Ceviche finds a place on menus year-round

Citrus-cured seafood dish sees appeal broaden beyond the warmer months

Ceviche — the Mexican and South American dish of chilled, citrus-cured seafood — typically shows up on restaurant menus during the warmer months of spring and summer, but many chefs now serve the dish year-round.

“Most of our diners enjoy starting their meal with a ceviche,” said Faiz Ally, chef de cuisine at Del Campo in Washington, D.C., where ceviche has been a year-round offering since the restaurant opened in 2013. “It’s light, refreshing and a great way for us to introduce the flavors of the foods to follow.” 

Ally foreshadows the heartier fare to come later in the meal at this South American steakhouse by grilling and charring some of the garnishes and smoking some of the sauces in his ceviche offerings.

“Throughout the meal, these same flavor profiles are layered in all the dishes, rounding out the full Del Campo experience,” he said.

For example, the "Chinatown" chirashi, a raw seafood extravaganza, features scallop, corvina dressed with an aji amarillo leche de tigre — the citrus-based marinade used to cure ceviche — and tuna dressed with the leche de tigre and smoked soy sauce, all served atop sushi rice and garnished with shaved radishes, deviled quail eggs, togarashi spice and smoked brown butter ponzu sauce.

“Ceviche is really a celebration of the fish,” Ally said. “Its components serve to highlight the quality and freshness of the fish, but it’s always interesting and challenging to transform ingredients to highlight that flavor without overpowering it.”

Richard Casteel

Executive Chef Stephen Bonin serves up cobia ceviche with crispy chicken skins at Geraldine’s in Austin, Texas.

Ceviche is also on the menu year-round at Geraldine’s in Austin, Texas, in part because the seasons in Texas are either hot or cool — not cold — and in part because executive chef Stephen Bonin is a huge fan.

“Ceviche is one of my favorite applications of seafood,” Bonin said.

His newest ceviche is made with cobia, ruby red grapefruit, avocado, housemade spicy salsa toreado and lime juice, and is served with fried chicken skin, instead of traditional tortilla chips. Served two ways, either directly on a plate or inside a crispy taro root taco shell, Bonin said the dish regularly sells out.

For Jorge Rivas, chef at The Mar Vista in Los Angeles, serving ceviche all year long isn’t about pushing boundaries. Instead, Rivas said he’s “looking to have happy guests while exposing them to flavor profiles they’ve never experienced.” 

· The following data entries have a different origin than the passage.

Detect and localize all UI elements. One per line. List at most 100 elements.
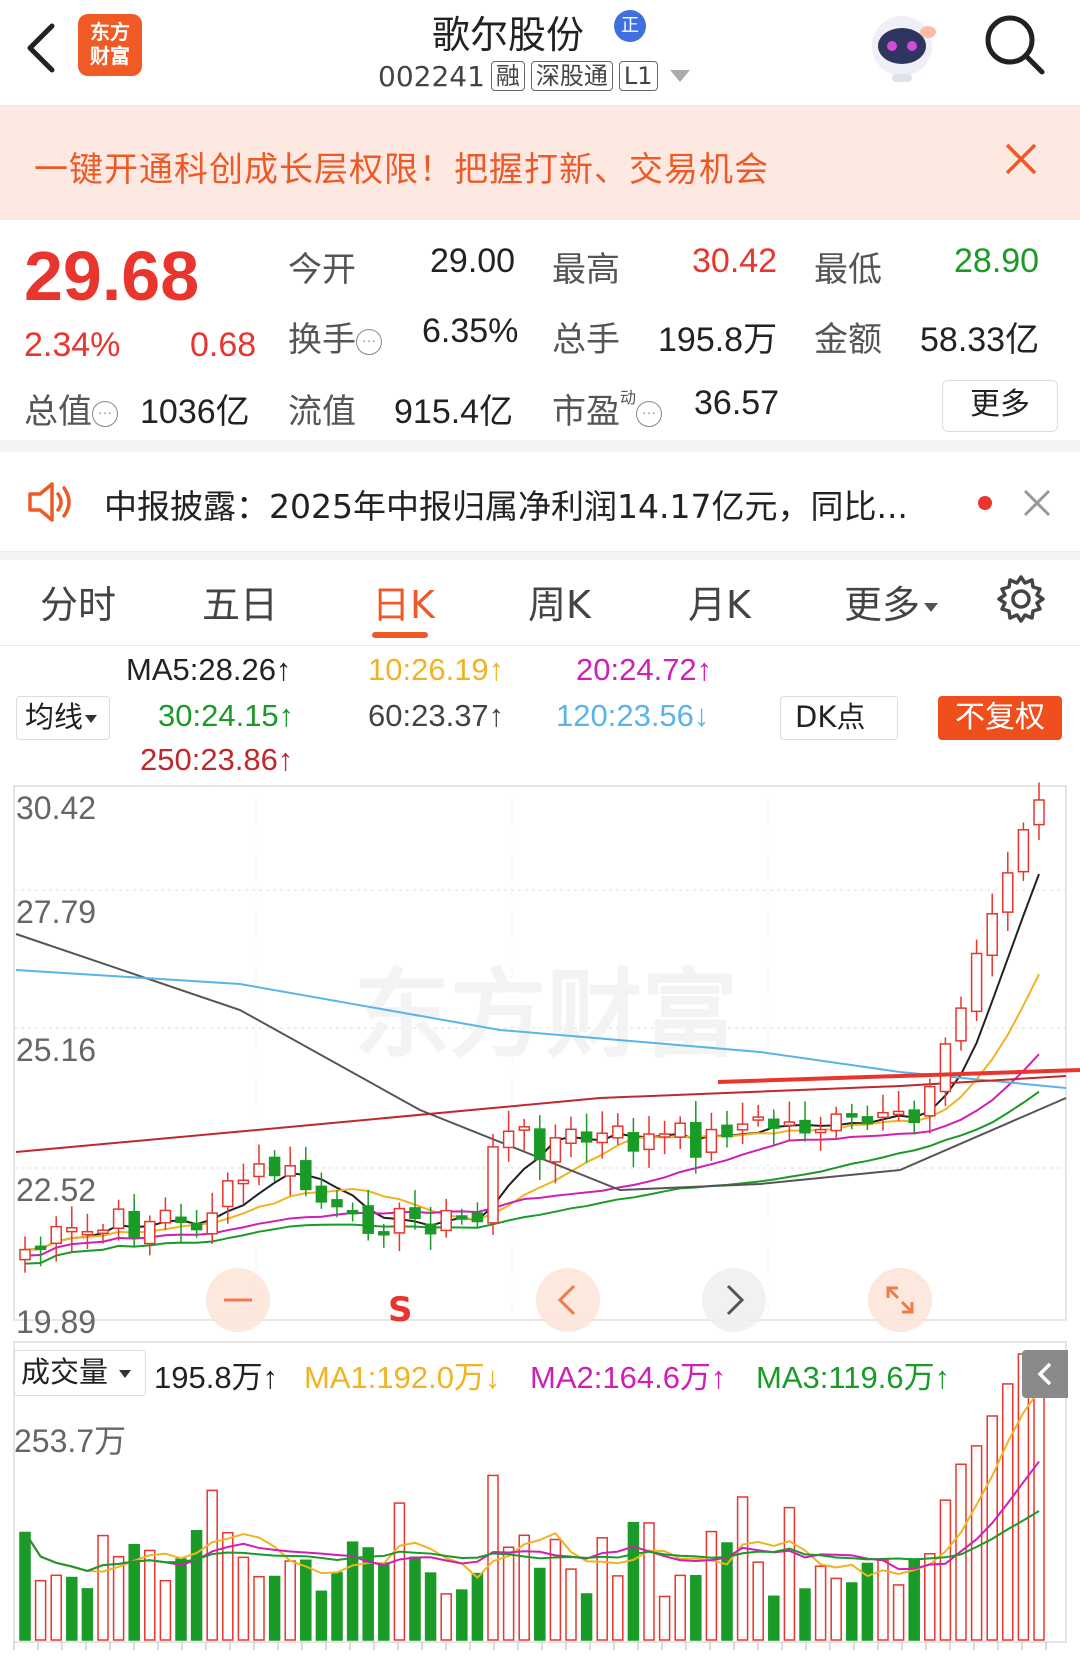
volume-bar <box>331 1571 343 1641</box>
turnover-label: 换手 ··· <box>288 312 382 361</box>
info-icon[interactable]: ··· <box>92 401 118 428</box>
volume-bar <box>690 1574 702 1641</box>
candle <box>237 1163 250 1204</box>
candle-body <box>799 1119 811 1134</box>
candle-body <box>924 1085 936 1117</box>
tab-daily-k[interactable]: 日K <box>372 574 435 629</box>
app-logo[interactable]: 东方 财富 <box>78 14 142 76</box>
candle <box>814 1116 827 1151</box>
stock-code-row[interactable]: 002241 融 深股通 L1 <box>378 58 690 94</box>
amount-value: 58.33亿 <box>920 321 1040 359</box>
candle <box>549 1124 562 1184</box>
price-axis-label: 22.52 <box>16 1172 97 1208</box>
volume-bar <box>799 1588 811 1641</box>
close-icon[interactable] <box>1004 142 1038 176</box>
candle <box>799 1101 811 1142</box>
volume-value: 195.8万 <box>658 321 778 359</box>
expand-icon <box>886 1286 914 1314</box>
info-icon[interactable]: ··· <box>636 401 663 428</box>
volume-label: 总手 <box>552 321 620 359</box>
candle-body <box>690 1121 702 1158</box>
candle <box>502 1110 515 1162</box>
volume-bar <box>924 1552 936 1641</box>
kline-chart[interactable]: 东方财富 <box>0 780 1080 1656</box>
volume-bar <box>393 1502 406 1641</box>
more-quote-button[interactable]: 更多 <box>942 380 1058 432</box>
volume-bar <box>565 1568 577 1641</box>
candle-body <box>846 1113 858 1118</box>
active-tab-indicator <box>372 632 428 638</box>
float-label: 流值 <box>288 393 356 431</box>
ma60-value: 60:23.37↑ <box>368 698 505 733</box>
tab-weekly-k[interactable]: 周K <box>528 574 591 629</box>
zoom-out-button[interactable] <box>206 1268 270 1332</box>
stock-name: 歌尔股份 <box>432 13 585 57</box>
ma250-value: 250:23.86↑ <box>140 742 294 777</box>
level-tag: L1 <box>618 61 658 91</box>
candle <box>736 1102 749 1145</box>
change-percent: 2.34% <box>24 326 121 364</box>
candle-body <box>440 1209 452 1232</box>
candle <box>362 1189 374 1241</box>
chart-period-tabs: 分时 五日 日K 周K 月K 更多 <box>0 560 1080 646</box>
logo-text-2: 财富 <box>90 44 130 68</box>
pan-left-button[interactable] <box>536 1268 600 1332</box>
candle <box>409 1190 421 1230</box>
candle-body <box>768 1118 780 1129</box>
candle-body <box>892 1110 905 1116</box>
gear-icon[interactable] <box>996 574 1046 624</box>
promo-banner[interactable]: 一键开通科创成长层权限！把握打新、交易机会 <box>0 106 1080 220</box>
news-ticker[interactable]: 中报披露：2025年中报归属净利润14.17亿元，同比... <box>0 452 1080 552</box>
price-axis-label: 30.42 <box>16 790 97 826</box>
candle-body <box>378 1231 390 1236</box>
tab-five-day[interactable]: 五日 <box>202 574 278 629</box>
indicator-dropdown[interactable]: 成交量 <box>14 1350 146 1396</box>
volume-bar <box>487 1474 499 1641</box>
dk-point-dropdown[interactable]: DK点 <box>780 696 898 740</box>
candle <box>284 1146 296 1196</box>
candle-body <box>986 913 998 957</box>
chevron-right-icon <box>726 1284 745 1316</box>
fullscreen-button[interactable] <box>868 1268 932 1332</box>
collapse-panel-button[interactable] <box>1022 1350 1068 1398</box>
close-icon[interactable] <box>1022 488 1052 518</box>
tab-monthly-k[interactable]: 月K <box>688 574 751 629</box>
stock-code: 002241 <box>378 59 485 93</box>
candle <box>908 1100 920 1135</box>
candle <box>112 1199 125 1241</box>
candle <box>939 1037 952 1107</box>
search-icon[interactable] <box>982 10 1048 80</box>
candle-body <box>814 1128 827 1134</box>
candle-body <box>159 1209 172 1224</box>
volume-bar <box>502 1546 515 1641</box>
candle-body <box>1002 872 1014 913</box>
price-axis-label: 27.79 <box>16 894 97 930</box>
volume-bar <box>643 1522 655 1641</box>
candle-body <box>456 1215 468 1220</box>
candle-body <box>393 1207 406 1234</box>
tab-intraday[interactable]: 分时 <box>40 574 116 629</box>
candle <box>1017 822 1030 882</box>
robot-assistant-icon[interactable] <box>862 12 942 84</box>
chevron-down-icon[interactable] <box>669 70 690 82</box>
candle <box>440 1198 452 1238</box>
candle <box>144 1215 156 1256</box>
candle <box>346 1202 359 1222</box>
volume-bar <box>424 1572 437 1641</box>
tab-more[interactable]: 更多 <box>844 574 939 629</box>
volume-bar <box>534 1567 546 1641</box>
turnover-value: 6.35% <box>422 312 519 350</box>
candle-body <box>409 1207 421 1220</box>
info-icon[interactable]: ··· <box>356 329 382 356</box>
volume-bar <box>627 1521 640 1641</box>
candle <box>705 1112 718 1161</box>
adjust-type-button[interactable]: 不复权 <box>938 696 1062 740</box>
pan-right-button[interactable] <box>702 1268 766 1332</box>
back-icon[interactable] <box>20 18 60 78</box>
candle-body <box>830 1113 842 1132</box>
volume-axis-label: 253.7万 <box>14 1423 127 1459</box>
candle <box>487 1133 499 1235</box>
low-value: 28.90 <box>954 242 1040 280</box>
ma-type-dropdown[interactable]: 均线 <box>16 696 110 740</box>
volume-bar <box>190 1530 203 1641</box>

Among Rivas’ latest additions are a New Zealand rock cod ceviche and a Peruvian bay scallop ceviche. Inspired by Fijian ceviche called Kaokoda, which traditionally features locally caught fish marinated in citrus and then coconut milk, Rivas’ New Zealand ceviche features rock cod marinated in lemon, lime and orange juices; a dash of rice wine vinegar and coconut milk; and is served with cucumber, cilantro and banana chips. 

Seviche

Chef Anthony Lamas' Tuna Old Fashioned, a ceviche “cocktail”, at Seviche in Louisville, KY.

Long inspired by Peruvian ceviche as a whole, Rivas pairs sweet and creamy Peruvian bay scallop with aji amarillo, a Peruvian chile which he describes having “a fruity flavor and hints of mango, with just the right amount of heat to balance out but not overcome the flavor of the scallop.” 

Anthony Lamas, chef at Seviche, a Latin-fusion restaurant in Louisville, Ky., credited Americans’ increased acceptance of raw ingredients for the trend of ceviche on menus.

“Ceviche is the Latin answer to sushi and sashimi,” Lamas said. “These types of ceviches are quickly becoming our best sellers, whereas years ago people were a bit less adventurous with raw applications.”

Among the half dozen or so items on the “seviche/ceviche/cebiche” section of Seviche’s menu are popular dishes such as Pacific halibut tiradito, a Peruvian-style ceviche made with raw halibut marinated in citrus and aji rocoto — a Peruvian chile common in ceviche — and sesame seeds and topped with radish; and the Tuna Old Fashioned, which is made by marinating raw tuna in Bluegrass soy, Kentucky bourbon, orange, sesame, ginger, yuzu and pineapple.

“Another reason why I think ceviche is trending is that the health aspect of ceviche is appealing,” Lamas said.  “It is rare to get so much flavor out of something that is virtually fat free.”